Tout premier Premier ministre du Congo, Patrice Lumumba est assassiné avec ses collaborateurs Joseph Okito et Maurice Mpolo le 17 janvier 1961. Commémorer sa mort chaque année, c’est se souvenir du courage et de la détermination d’un homme qui désirait un monde plus juste. Il n’attendait pas, il n’espérait pas, il était un homme d’action, de la trempe qui s’engage.
Contre lui, la répression du pouvoir colonial belge a tenté la délégitimation, la corruption, la prison. Son idéal politique n’a pas dévié : sortir de la colonisation, gagner l’indépendance, organiser un État qui travaillerait au bénéfice de tous les Congolais. Quand il a fait ses remontrances au symbole du pouvoir colonial, en la personne du roi, il a tendu la main de la coopération et de la construction d’un avenir commun.
Décidément, c’était trop pour les intérêts occidentaux, ceux d’un capitalisme sans limite. Ligués contre son action d’émancipation et d’unité, ils ont appuyé ses ennemis politiques pour faire disparaître « par tous les moyens », « neutraliser définitivement » celui qui menaçait la perpétuation de la domination.
La Commission d’enquête parlementaire a rendu ses conclusions en 2001, pourtant matinées de prudence politique : l’État belge, par l’action de certaines de ses instances, est complice de son assassinat. Il a transgressé le droit international et exerce une « responsabilité morale » du crime. C’est notre histoire. Une histoire qui engage une responsabilité collective.
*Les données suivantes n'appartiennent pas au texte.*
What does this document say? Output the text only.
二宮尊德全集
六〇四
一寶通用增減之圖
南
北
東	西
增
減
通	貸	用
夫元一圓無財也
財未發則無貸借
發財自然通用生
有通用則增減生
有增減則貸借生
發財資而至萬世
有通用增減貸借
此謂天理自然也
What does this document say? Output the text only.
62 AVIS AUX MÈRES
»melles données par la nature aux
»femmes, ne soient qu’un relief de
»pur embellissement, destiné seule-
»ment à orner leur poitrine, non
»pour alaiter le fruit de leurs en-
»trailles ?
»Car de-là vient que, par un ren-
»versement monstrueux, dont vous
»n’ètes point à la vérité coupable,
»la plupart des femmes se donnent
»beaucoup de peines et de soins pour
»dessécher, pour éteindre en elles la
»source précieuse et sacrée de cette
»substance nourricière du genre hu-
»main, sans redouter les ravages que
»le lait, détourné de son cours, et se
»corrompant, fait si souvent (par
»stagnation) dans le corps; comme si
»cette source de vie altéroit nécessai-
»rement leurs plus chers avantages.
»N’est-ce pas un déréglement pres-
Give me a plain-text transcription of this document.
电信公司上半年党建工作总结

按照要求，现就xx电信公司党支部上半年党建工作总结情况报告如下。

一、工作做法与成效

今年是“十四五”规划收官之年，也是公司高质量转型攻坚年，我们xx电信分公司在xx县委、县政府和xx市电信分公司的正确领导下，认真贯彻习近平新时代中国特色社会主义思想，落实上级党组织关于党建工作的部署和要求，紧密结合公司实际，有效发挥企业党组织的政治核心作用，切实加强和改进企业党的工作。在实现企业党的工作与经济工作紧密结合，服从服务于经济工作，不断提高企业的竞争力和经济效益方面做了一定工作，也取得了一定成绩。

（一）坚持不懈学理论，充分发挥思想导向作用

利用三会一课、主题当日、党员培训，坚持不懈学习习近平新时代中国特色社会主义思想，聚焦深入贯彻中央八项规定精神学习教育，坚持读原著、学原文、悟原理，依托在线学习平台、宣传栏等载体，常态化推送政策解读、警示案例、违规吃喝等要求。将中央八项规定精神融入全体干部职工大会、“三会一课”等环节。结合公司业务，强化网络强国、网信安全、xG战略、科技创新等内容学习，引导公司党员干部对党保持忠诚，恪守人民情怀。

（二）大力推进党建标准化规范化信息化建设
Pourtant, en 2023, il n’y a pas eu de majorité parlementaire pour endosser les conclusions d’une seconde commission d’enquête à propos des responsabilités de la Belgique au Congo. Le sabotage de la vérité historique a empêché de réaliser un chemin de réconciliation au départ d’excuses officielles.
Célébrer l’action de Patrice Lumumba, c’est faire vivre des idées qui ont une portée universelle, des idées qui racontent la dignité, l’espérance, , la commune humanité, l’action politique pour l’égalité et la liberté.